As mentioned in my previous post I’d be writing about my journey through SoK in upcoming posts, here I am with my first status report.
So far what I’ve learnt/done:
- Skimmed through xapian’s ‘getting started’ Documentation to get familiar with the basics of xapian.
- Analyzed baloo’s code to know how and why are we using xapian.
- Then I implemented a small program using xapian to add index and search. I did this to get familiar the basic API’s. The code can be found in my scratch repository
Note: It is necessary to explain what an xapian document is before proceeding further. I’ll try my best to keep it breif. Xapian Document is the basic unit returned by xapian after a search. The implementation in baloo is: every indexed file has an associated document which contains the terms relevant to the file. This is stored in xapian’s database and mapped to the file using and SQLite database.
- Got familiar with xapian-inspect, which is a tool used to inspect contents of an xapian database table. I used this for inspecting tables of the database created by the basic utility I made to understand how an xapian database is organized internally. The main tables in the database are:
- Posting list table: This maps the indexed terms to the documents in which they occur. This is the main table that used in resolving queries.
- Record able: This stores the data associated with a document.
- Term list table: This table maps the documents to the to the terms that occur in the document.
- Position table: This table maps document + term to the position in the document. This information required for phrase queries.
Started looking for problems with xapian in accordance to our use case. I’ve made a wiki page for a list. The problems that I’ve currently figured out are:
It heavily relies on exceptions. Exceptions are not well supported in Qt and might make the application crash as mentioned here. For example while locking a database Xapian expects the program to catch certain exceptions and retry if they are caught.
If we want to read and write to an Xapian database simultaneously we need to keep separate copies for reading and writing, thus wasting memory.
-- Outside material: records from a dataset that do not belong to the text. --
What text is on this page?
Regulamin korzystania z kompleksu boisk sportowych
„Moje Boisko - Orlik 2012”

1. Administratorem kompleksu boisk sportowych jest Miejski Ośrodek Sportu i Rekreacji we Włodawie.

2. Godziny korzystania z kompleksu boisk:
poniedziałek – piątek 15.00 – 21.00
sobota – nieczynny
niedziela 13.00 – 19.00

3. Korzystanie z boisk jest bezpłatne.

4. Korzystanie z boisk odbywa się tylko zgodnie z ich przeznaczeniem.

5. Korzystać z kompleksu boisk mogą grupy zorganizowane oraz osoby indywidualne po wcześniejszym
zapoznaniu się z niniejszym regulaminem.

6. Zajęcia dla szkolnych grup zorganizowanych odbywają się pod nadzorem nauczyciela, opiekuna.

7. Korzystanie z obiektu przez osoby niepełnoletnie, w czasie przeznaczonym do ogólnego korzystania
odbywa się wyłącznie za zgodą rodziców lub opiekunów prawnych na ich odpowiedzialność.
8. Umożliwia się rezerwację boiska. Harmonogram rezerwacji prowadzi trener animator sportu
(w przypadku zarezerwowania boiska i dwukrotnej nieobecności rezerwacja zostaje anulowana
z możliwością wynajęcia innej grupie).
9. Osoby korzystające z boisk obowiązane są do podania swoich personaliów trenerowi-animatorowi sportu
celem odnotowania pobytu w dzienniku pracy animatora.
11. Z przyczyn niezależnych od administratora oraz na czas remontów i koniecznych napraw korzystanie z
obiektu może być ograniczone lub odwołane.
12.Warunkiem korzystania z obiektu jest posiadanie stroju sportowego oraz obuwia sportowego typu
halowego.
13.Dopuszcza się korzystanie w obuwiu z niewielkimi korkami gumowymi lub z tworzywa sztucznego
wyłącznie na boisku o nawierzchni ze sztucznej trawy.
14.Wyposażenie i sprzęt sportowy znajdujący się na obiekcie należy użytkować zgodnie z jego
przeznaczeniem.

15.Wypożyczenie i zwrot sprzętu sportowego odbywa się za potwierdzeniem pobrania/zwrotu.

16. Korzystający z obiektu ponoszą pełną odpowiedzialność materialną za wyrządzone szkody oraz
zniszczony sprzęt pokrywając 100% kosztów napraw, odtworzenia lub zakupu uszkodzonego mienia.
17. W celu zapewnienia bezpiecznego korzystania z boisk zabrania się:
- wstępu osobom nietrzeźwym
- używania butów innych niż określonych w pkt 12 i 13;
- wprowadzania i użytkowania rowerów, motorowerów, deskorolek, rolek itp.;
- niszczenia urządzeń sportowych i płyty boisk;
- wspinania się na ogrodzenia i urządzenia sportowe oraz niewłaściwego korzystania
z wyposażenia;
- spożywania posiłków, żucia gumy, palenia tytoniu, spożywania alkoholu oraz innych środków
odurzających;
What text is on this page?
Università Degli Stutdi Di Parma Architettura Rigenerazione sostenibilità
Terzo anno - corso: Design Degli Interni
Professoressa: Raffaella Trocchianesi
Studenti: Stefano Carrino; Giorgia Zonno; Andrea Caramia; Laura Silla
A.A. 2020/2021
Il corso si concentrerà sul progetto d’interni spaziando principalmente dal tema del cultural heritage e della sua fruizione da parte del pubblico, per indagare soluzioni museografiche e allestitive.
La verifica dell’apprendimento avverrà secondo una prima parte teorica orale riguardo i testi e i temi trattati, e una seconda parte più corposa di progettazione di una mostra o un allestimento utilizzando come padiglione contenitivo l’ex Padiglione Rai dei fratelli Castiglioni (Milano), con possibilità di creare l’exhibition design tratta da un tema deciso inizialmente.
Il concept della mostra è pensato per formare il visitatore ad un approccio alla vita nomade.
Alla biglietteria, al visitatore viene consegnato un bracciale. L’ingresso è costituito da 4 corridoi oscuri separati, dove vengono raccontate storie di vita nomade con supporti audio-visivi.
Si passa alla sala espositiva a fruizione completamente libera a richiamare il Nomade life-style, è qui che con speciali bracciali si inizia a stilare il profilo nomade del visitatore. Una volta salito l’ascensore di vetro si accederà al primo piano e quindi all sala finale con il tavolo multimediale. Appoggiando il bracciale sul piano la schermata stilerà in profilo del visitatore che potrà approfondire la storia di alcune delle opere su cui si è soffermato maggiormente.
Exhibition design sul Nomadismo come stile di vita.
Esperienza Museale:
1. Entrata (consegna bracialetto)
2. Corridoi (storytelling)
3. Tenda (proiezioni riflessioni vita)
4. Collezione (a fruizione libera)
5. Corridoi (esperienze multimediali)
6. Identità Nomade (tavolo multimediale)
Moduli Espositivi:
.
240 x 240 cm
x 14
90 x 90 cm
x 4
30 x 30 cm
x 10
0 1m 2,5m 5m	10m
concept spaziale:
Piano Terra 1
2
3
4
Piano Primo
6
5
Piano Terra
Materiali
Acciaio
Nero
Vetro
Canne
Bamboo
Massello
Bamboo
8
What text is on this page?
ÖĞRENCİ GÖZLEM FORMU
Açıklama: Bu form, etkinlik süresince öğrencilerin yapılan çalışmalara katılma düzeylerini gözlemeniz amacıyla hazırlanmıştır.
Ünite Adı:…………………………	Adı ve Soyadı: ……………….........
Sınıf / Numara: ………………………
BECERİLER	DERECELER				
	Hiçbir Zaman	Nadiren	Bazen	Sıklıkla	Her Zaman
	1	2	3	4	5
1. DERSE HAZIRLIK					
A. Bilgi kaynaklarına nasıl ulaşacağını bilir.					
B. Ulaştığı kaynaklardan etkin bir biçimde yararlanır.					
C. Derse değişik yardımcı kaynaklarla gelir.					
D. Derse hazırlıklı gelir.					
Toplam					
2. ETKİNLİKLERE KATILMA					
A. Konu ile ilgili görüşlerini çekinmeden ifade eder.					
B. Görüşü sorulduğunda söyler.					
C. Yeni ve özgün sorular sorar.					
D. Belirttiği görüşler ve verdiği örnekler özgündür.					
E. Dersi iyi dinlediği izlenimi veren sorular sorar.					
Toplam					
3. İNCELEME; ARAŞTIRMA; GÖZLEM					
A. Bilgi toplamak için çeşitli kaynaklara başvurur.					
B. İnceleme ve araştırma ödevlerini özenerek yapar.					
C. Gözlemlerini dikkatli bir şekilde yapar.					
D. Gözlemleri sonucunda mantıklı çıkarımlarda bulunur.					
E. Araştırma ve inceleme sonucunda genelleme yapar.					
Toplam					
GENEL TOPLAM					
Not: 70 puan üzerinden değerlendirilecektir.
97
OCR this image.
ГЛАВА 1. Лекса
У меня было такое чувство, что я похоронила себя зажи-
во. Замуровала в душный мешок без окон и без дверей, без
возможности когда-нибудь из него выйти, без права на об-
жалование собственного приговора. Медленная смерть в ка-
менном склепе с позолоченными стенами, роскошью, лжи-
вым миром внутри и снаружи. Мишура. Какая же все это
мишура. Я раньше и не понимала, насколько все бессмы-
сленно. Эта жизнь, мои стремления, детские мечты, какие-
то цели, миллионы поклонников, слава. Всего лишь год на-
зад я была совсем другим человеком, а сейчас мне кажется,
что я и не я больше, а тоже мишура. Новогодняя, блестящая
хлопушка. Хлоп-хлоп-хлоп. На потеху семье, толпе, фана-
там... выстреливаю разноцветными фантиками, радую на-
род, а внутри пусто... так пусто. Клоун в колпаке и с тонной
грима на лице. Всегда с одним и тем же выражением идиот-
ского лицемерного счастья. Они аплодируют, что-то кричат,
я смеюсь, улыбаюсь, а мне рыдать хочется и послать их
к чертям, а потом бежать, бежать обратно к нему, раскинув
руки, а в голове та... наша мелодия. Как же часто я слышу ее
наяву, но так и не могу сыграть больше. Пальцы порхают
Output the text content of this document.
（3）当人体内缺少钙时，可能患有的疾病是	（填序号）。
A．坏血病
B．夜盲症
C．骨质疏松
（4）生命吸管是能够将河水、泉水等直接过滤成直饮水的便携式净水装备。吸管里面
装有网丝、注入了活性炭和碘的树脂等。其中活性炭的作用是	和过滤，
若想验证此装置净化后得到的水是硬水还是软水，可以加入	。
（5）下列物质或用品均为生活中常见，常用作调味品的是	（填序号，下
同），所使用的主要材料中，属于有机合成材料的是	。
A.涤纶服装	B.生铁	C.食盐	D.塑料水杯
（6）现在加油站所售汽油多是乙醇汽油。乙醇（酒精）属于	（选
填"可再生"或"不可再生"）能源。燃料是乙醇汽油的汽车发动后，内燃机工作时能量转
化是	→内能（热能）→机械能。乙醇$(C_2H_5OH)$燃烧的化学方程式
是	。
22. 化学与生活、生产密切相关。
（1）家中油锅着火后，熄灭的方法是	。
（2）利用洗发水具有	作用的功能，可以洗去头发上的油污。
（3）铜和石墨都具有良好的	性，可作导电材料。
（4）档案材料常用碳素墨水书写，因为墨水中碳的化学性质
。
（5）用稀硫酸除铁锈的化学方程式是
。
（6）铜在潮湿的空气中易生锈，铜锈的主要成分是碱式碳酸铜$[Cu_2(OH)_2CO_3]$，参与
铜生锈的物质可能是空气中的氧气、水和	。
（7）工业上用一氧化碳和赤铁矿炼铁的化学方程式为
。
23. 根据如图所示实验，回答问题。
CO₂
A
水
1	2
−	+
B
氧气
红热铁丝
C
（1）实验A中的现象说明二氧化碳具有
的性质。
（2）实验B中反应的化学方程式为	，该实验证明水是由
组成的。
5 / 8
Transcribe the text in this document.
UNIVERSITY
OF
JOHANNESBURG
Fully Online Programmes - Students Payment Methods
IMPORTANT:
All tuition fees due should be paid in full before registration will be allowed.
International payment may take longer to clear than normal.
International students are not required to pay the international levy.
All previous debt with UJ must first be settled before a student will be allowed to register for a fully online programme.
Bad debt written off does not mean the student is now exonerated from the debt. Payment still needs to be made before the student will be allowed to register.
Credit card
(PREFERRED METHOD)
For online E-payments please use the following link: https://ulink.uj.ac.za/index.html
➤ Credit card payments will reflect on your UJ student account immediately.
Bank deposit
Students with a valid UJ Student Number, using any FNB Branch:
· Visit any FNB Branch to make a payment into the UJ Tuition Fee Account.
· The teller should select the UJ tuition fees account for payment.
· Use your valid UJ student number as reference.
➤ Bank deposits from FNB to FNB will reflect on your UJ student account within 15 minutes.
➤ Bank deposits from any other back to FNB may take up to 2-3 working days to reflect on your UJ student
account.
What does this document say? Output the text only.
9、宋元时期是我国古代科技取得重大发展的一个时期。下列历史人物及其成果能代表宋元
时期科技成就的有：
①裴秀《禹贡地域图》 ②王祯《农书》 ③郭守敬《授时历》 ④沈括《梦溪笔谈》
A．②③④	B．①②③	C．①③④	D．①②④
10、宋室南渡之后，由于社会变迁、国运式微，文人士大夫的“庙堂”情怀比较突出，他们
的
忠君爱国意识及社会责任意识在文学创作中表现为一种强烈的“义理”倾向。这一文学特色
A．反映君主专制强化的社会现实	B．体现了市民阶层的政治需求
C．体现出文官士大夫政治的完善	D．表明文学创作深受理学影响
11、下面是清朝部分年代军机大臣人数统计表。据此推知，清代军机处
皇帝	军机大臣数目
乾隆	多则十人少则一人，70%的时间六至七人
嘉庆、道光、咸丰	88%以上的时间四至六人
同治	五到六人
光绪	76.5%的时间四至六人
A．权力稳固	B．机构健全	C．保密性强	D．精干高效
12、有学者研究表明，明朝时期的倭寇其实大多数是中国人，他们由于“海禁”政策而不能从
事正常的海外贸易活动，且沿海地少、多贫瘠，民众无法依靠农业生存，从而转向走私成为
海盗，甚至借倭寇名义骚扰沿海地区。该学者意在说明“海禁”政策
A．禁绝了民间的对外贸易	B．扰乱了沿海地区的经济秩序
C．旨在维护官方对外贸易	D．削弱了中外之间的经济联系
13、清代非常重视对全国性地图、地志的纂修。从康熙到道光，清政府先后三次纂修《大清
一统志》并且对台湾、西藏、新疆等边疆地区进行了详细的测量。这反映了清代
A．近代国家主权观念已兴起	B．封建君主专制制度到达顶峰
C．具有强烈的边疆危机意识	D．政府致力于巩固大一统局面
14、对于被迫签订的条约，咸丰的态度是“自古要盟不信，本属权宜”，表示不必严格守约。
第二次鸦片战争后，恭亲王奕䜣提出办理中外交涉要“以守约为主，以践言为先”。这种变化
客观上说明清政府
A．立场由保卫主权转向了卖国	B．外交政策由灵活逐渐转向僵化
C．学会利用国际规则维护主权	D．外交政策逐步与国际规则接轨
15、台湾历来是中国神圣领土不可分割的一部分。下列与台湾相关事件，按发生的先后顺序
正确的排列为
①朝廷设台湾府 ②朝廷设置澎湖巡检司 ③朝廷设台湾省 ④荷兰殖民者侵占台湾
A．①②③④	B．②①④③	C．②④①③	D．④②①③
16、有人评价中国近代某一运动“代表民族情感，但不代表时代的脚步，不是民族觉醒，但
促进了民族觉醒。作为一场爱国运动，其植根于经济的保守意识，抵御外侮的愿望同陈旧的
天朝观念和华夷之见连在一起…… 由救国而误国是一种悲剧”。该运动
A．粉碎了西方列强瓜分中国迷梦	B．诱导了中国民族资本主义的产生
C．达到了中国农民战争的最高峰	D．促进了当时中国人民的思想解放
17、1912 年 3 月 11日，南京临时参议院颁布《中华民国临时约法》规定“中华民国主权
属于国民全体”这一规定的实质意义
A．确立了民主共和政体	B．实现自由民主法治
It does not handle data that is changing frequently, if data in document changes to frequently it can lead to a conditions in which locking the database for writing becomes impossible thus making baloo fail.
Baloo needs support for normalizing text i.e. removing all diacritic marks and also needs to split words with ‘_’ to generate terms, Xapian’s term generator doesn’t provide support for either. So baloo uses its own term generator.
While searching for something the user may not type complete words so we need to look for every possible expansion of the words in a query, xapian doesn’t provide this feature so we’re using our own query parser.
This list is not exhaustive and I’ll be adding more problems as I figure them out so keep a look out on the wiki page. Once again a big thanks to my mentor Vishesh Handa who guided me through all this.